Vrijspraak van het onder 2 ten laste gelegde
Reikwijdte tenlastelegging
(IV.)Het onder 2 tenlastegelegde feit houdt - naar de kern genomen - in dat de vof al dan niet tezamen met anderen diverse nader omschreven voorwerpen heeft witgewassen. (…)
Het hof acht niet bewezen dat de verdachten (voorwaardelijk) opzet hebben gehad op het verwerven van voorwerpen van criminele herkomst. Ten overvloede merkt het hof op dat bij die stand van zaken ook heling niet het grondmisdrijf voor een veroordeling voor witwassen (als een ‘eigen misdrijf’) kan vormen.
Het vorenstaande brengt mee dat naar het oordeel van het hof bij gebreke van voldoende wettig bewijs niet tot een veroordeling kan worden gekomen ter zake van hetgeen onder feit 2 is tenlastegelegd.
Bewezenverklaring
Het hof acht wettig en overtuigend bewezen dat de verdachte het onder 1 ten laste gelegde heeft begaan, met dien verstande dat:
1:
[verdachte] in de periode van 29 december 2009 tot en met 20 september 2011 in de gemeente [Z] , een deel van de bedrijfsadministratie, ten name van [verdachte] - zijnde dat deel van die bedrijfsadministratie een samenstel van geschriften dat bestemd was om tot bewijs van enig feit te dienen - valselijk heeft opgemaakt, immers heeft zij, [verdachte] toen daar telkens opzettelijk valselijk en in strijd met de waarheid - zakelijk weergegeven - in dat deel van die bedrijfsadministratie opgenomen en verwerkt:
A: in de periode van 29 december 2009 tot en met 20 september 2011 een aantal, vervalste inkoopbonnen, waarop telkens in strijd met de waarheid een hoger bedrag is vermeld dan daadwerkelijk aan de klant is uitbetaald;
C: in de periode van 1 januari 2011 tot en met 20 september 2011 het registerboek 2011, zoals bedoeld in artikel 437 van het Wetboek van Strafrecht, waarin onder meer telkens in strijd met de waarheid is opgenomen vervalste inkoopbonnen als bedoeld onder A, zulks telkens met het oogmerk om dat samenstel van geschriften als echt en onvervalst te gebruiken of door anderen te doen gebruiken.

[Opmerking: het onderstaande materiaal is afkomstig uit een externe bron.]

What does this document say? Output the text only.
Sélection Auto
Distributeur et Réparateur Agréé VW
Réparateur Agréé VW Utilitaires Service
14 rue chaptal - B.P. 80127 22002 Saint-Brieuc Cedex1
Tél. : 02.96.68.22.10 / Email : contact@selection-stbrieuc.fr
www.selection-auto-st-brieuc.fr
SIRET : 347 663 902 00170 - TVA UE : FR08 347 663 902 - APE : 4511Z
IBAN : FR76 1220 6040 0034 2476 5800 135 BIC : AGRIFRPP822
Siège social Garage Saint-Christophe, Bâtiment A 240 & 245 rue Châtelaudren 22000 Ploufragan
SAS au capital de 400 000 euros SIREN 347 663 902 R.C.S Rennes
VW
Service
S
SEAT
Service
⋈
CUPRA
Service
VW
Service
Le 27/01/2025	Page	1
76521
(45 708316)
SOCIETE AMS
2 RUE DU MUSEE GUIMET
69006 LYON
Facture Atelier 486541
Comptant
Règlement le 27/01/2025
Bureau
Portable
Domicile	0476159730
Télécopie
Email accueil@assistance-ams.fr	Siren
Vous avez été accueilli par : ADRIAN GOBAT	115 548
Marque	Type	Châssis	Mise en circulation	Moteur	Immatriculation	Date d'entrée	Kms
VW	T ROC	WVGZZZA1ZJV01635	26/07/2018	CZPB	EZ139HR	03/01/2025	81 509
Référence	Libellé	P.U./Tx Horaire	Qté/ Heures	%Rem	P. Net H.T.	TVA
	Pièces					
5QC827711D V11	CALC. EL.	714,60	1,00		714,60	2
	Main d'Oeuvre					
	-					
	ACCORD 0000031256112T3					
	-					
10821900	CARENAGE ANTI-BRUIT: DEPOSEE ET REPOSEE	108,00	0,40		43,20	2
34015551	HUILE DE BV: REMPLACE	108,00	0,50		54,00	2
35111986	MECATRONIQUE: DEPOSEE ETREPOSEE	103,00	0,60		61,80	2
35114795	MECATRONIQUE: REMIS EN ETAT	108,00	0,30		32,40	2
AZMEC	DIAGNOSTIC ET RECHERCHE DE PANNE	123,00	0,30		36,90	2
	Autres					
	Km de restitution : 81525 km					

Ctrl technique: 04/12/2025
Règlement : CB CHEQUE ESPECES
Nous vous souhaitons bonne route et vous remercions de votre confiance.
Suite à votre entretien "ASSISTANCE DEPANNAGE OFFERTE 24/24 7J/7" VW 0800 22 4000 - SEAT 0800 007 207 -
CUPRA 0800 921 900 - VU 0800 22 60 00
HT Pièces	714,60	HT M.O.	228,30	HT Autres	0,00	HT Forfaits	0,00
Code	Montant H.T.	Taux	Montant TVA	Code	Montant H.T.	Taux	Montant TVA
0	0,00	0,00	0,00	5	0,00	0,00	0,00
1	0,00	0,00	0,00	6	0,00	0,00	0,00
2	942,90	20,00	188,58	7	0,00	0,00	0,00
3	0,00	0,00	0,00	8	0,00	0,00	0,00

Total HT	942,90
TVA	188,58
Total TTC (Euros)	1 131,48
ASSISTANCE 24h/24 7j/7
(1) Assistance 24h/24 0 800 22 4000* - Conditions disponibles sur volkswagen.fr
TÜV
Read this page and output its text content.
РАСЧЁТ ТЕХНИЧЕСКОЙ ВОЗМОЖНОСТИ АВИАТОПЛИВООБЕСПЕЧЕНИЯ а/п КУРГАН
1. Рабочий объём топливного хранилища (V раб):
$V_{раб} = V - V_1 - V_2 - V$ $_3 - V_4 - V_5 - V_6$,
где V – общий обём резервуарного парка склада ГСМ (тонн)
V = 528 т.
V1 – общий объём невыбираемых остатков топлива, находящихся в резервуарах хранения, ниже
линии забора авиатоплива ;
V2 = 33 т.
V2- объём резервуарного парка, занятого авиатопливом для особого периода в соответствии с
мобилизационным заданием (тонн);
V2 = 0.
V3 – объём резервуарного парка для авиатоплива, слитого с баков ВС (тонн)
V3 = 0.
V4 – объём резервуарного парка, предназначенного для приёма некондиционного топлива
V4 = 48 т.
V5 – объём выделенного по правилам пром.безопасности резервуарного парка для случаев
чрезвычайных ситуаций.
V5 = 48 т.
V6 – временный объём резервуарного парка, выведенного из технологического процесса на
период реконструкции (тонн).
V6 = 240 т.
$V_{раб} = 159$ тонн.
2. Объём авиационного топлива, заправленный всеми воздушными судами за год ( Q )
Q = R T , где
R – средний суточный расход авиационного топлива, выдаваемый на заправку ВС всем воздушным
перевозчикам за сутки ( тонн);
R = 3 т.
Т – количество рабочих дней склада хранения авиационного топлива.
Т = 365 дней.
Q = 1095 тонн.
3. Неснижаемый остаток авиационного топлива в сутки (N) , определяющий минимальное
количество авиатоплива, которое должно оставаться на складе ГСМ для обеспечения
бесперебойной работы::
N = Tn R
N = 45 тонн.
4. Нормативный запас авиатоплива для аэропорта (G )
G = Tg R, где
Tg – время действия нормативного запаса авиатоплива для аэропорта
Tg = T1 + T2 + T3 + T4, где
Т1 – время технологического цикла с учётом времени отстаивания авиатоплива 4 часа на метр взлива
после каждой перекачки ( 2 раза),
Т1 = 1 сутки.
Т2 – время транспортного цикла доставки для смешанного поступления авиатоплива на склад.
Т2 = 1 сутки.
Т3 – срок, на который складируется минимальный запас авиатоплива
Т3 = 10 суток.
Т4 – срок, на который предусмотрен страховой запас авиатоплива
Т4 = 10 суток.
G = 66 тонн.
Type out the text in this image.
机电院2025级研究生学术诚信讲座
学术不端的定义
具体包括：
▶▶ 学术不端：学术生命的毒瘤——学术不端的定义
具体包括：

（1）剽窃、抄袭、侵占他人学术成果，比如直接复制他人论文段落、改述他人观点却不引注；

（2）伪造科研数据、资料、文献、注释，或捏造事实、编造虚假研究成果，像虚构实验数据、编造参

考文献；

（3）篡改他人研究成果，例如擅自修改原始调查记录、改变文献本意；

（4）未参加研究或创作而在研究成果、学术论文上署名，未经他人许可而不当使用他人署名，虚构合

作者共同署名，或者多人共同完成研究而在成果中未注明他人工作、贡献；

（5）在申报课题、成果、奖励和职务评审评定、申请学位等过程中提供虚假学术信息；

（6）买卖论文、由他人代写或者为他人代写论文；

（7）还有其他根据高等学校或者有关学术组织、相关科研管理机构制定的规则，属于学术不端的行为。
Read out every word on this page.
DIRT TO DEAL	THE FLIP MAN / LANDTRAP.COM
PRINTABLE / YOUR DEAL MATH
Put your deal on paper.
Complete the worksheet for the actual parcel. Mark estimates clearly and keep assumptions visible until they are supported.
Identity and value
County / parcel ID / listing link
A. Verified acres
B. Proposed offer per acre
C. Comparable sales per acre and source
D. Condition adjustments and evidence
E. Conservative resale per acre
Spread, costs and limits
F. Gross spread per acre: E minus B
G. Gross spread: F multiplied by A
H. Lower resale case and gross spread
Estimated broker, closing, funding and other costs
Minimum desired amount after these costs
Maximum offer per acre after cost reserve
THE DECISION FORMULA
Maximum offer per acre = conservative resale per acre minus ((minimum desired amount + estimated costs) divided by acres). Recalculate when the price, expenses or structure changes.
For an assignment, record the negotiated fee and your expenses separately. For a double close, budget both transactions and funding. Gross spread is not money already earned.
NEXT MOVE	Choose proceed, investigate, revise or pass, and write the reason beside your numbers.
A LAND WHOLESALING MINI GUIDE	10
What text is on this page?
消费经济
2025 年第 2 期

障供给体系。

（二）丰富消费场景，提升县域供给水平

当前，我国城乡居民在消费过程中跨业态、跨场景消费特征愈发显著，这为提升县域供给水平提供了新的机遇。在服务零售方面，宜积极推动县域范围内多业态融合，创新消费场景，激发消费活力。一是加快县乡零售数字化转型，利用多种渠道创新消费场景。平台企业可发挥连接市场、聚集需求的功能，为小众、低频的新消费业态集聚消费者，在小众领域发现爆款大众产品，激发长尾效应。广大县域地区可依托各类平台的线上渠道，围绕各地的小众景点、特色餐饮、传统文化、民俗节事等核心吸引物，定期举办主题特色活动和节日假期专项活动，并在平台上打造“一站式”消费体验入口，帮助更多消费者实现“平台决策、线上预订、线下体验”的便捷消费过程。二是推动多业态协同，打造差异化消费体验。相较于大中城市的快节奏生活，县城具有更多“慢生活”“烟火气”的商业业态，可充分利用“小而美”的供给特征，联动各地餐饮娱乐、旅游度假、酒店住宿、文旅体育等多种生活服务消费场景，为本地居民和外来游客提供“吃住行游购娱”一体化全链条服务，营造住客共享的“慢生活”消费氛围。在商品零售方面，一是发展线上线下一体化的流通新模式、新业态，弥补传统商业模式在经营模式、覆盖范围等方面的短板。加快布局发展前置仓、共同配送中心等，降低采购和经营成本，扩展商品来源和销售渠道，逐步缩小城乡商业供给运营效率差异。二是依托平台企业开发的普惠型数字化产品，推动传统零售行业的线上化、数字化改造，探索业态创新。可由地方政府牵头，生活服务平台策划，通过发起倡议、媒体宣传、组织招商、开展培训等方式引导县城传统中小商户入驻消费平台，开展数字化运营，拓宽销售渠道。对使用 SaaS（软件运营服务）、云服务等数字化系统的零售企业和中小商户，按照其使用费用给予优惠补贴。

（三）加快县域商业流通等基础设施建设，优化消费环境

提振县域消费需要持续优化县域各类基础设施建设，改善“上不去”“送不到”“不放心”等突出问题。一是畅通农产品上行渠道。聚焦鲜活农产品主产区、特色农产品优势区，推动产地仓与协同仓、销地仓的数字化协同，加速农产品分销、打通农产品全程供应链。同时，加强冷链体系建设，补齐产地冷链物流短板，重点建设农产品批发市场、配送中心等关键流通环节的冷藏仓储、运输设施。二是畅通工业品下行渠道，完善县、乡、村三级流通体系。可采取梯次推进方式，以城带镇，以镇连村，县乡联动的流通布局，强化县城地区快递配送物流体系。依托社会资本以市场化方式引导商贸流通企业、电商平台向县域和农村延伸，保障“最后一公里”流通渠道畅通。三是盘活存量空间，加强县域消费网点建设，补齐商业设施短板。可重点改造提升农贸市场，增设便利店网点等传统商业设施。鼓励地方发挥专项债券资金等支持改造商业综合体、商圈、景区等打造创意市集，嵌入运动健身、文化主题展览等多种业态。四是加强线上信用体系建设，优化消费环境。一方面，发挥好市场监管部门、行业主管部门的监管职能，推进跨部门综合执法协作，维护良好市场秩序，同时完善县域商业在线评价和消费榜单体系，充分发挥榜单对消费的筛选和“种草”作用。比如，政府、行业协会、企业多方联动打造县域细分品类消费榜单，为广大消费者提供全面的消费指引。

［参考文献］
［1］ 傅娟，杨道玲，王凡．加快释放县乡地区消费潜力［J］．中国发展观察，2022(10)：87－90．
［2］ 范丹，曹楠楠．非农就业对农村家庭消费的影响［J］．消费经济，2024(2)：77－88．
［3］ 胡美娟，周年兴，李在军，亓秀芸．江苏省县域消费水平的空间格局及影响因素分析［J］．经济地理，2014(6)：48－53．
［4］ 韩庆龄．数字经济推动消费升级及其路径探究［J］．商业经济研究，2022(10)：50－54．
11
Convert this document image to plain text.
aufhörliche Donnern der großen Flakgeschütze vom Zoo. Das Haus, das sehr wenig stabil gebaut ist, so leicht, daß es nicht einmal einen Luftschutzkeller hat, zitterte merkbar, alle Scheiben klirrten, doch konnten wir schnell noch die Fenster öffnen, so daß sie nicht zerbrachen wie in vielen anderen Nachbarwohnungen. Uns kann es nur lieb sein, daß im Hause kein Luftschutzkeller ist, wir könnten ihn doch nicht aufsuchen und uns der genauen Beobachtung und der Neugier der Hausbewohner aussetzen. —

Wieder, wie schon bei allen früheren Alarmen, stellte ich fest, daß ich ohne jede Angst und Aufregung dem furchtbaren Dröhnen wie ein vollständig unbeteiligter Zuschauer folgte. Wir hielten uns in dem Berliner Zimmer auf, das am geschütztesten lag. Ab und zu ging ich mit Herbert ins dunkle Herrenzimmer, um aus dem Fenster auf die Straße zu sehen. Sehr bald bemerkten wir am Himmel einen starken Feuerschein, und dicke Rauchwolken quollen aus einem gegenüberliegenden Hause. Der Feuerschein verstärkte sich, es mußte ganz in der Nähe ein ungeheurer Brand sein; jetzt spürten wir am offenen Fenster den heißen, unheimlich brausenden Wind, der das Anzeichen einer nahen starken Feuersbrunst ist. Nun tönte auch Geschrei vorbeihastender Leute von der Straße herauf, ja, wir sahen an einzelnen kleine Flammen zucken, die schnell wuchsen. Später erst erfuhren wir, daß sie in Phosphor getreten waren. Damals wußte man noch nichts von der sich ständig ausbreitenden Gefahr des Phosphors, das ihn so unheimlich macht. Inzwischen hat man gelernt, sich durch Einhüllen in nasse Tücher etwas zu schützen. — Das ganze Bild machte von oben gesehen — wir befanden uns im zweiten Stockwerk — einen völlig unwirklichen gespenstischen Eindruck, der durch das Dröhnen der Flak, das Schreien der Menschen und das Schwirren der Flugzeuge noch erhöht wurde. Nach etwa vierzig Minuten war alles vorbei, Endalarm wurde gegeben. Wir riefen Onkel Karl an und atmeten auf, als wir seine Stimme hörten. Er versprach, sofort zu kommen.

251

Hetgeen onder 1 meer of anders is ten laste gelegd, is niet bewezen. De verdachte moet hiervan worden vrijgesproken.
Het hof grondt zijn overtuiging dat de verdachte het bewezen verklaarde heeft begaan op de feiten en omstandigheden die in de bewijsmiddelen zijn vervat, zoals deze na het eventueel instellen van beroep in cassatie zullen worden opgenomen in de op te maken aanvulling op dit arrest.
Strafbaarheid van het bewezen verklaarde
Er is geen omstandigheid aannemelijk geworden die de strafbaarheid van het onder 1 bewezen verklaarde uitsluit, zodat dit strafbaar is.
Het onder 1 bewezen verklaarde levert op:
valsheid in geschrift, begaan door een rechtspersoon, meermalen gepleegd.”